Je lui sais beaucoup de gré, au nom de la civilisation française, de s’être adressé à la France pour amuser et instruire ses sujets. Il a compris que la femme, dans la société, est le premier élément de progrès.
Le vice-roi sent bien que la transformation des musulmans est empêchée par l’inégalité injuste qui existe entre l’homme et la femme. En Orient, le monde ne marche que sur une jambe ; c’est pour cela qu’on y est en retard. (Très-bien ! très-bien !)
Un jour, je me promenais à cheval avec le gouverneur de Suez, homme intelligent élevé en Turquie.
« Comment se fait-il que nous restions toujours au-dessous de vous, me disait-il attristé. J’ai des compagnons qui ont fait leurs études en France, en Angleterre ou en Allemagne ; pourquoi, une fois en Orient, font-ils comme les autres ? » En ce moment vint à passer, montée sur un cheval, la jeune fille du consul Anglais. « Lorsque vos femmes et vos filles galoperont ainsi à vos côtés, lui répondis-je, vous serez un peuple civilisé. » (Très-bien.)
J’ai dit la même chose au vice-roi, ce qui l’a frappé beaucoup. Il désire se servir des moyens qui ont civilisé les chrétiens, car la religion musulmane ne s’oppose pas au progrès. Un verset du Coran dit : Celui qui s’entête à vouloir faire toujours ce qu’a fait son père mérite les flammes de l’enfer.

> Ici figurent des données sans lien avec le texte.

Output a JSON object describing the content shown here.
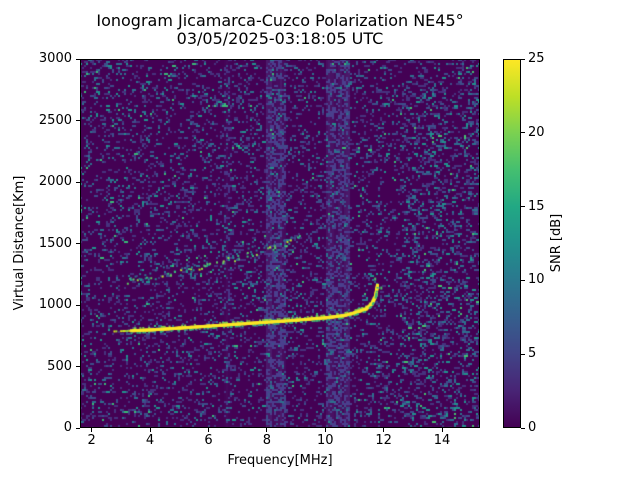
{
  "figure": {
    "title": "Ionogram Jicamarca-Cuzco Polarization NE45°",
    "subtitle": "03/05/2025-03:18:05 UTC"
  },
  "chart_data": {
    "type": "heatmap",
    "title": "Ionogram Jicamarca-Cuzco Polarization NE45°",
    "subtitle": "03/05/2025-03:18:05 UTC",
    "xlabel": "Frequency[MHz]",
    "ylabel": "Virtual Distance[Km]",
    "colorbar_label": "SNR [dB]",
    "colormap": "viridis",
    "xlim": [
      1.6,
      15.3
    ],
    "ylim": [
      0,
      3000
    ],
    "snr_range": [
      0,
      25
    ],
    "xticks": [
      2,
      4,
      6,
      8,
      10,
      12,
      14
    ],
    "yticks": [
      0,
      500,
      1000,
      1500,
      2000,
      2500,
      3000
    ],
    "colorbar_ticks": [
      0,
      5,
      10,
      15,
      20,
      25
    ],
    "colors": {
      "background": "#440154",
      "main_trace": "#fde725",
      "trace_fringe_green": "#7ad151",
      "echo_green": "#5ec962",
      "noise_dim_purple": "#46327e",
      "noise_blue": "#3d4e8a",
      "noise_teal": "#2d708e",
      "noise_bright_teal": "#21918c"
    },
    "main_trace": [
      [
        2.78,
        785
      ],
      [
        3.3,
        790
      ],
      [
        4.0,
        797
      ],
      [
        5.0,
        812
      ],
      [
        6.0,
        828
      ],
      [
        7.0,
        844
      ],
      [
        8.0,
        860
      ],
      [
        9.0,
        876
      ],
      [
        10.0,
        896
      ],
      [
        10.6,
        912
      ],
      [
        11.0,
        935
      ],
      [
        11.4,
        968
      ],
      [
        11.6,
        1010
      ],
      [
        11.72,
        1070
      ],
      [
        11.79,
        1160
      ]
    ],
    "isolated_dots": [
      [
        11.71,
        1211
      ],
      [
        11.92,
        1138
      ]
    ],
    "second_hop": [
      [
        3.2,
        1190
      ],
      [
        4.0,
        1222
      ],
      [
        5.0,
        1270
      ],
      [
        6.0,
        1318
      ],
      [
        7.0,
        1383
      ],
      [
        8.0,
        1447
      ],
      [
        8.8,
        1512
      ],
      [
        9.15,
        1548
      ]
    ],
    "interference_bands": [
      {
        "f_start": 7.97,
        "f_end": 8.68,
        "strength": "medium"
      },
      {
        "f_start": 10.05,
        "f_end": 10.85,
        "strength": "medium"
      },
      {
        "f_start": 6.55,
        "f_end": 6.78,
        "strength": "faint"
      }
    ],
    "high_noise_region": {
      "f_start": 12.6,
      "f_end": 15.3
    }
  }
}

Ismaïl est arrivé au pouvoir en 1863, avec les mêmes difficultés que son prédécesseur, en présence de l’opposition anglaise, mais il a su les surmonter, aidé par l’arbitrage de l’empereur qu’il avait bien voulu provoquer lui-même.
Nous sommes enfin sortis des difficultés politiques et nous avons obtenu le firman du sultan.
Dès lors, avec le concours de MM. Borel et Lavalley, grâce à leurs gigantesques inventions, nous avons fait marcher les travaux avec une activité qui, on peut le dire, n’avait pas de précédents dans l’histoire de l’industrie.
Nos dragues, dont les couloirs étaient aussi longs qu’une fois et demie la colonne Vendôme, enlevaient de 2 à 3 mille mètres cubes par jour, et comme nous en avions 60, nous parvenions à extraire par mois jusqu’à 2 millions de mètres cubes.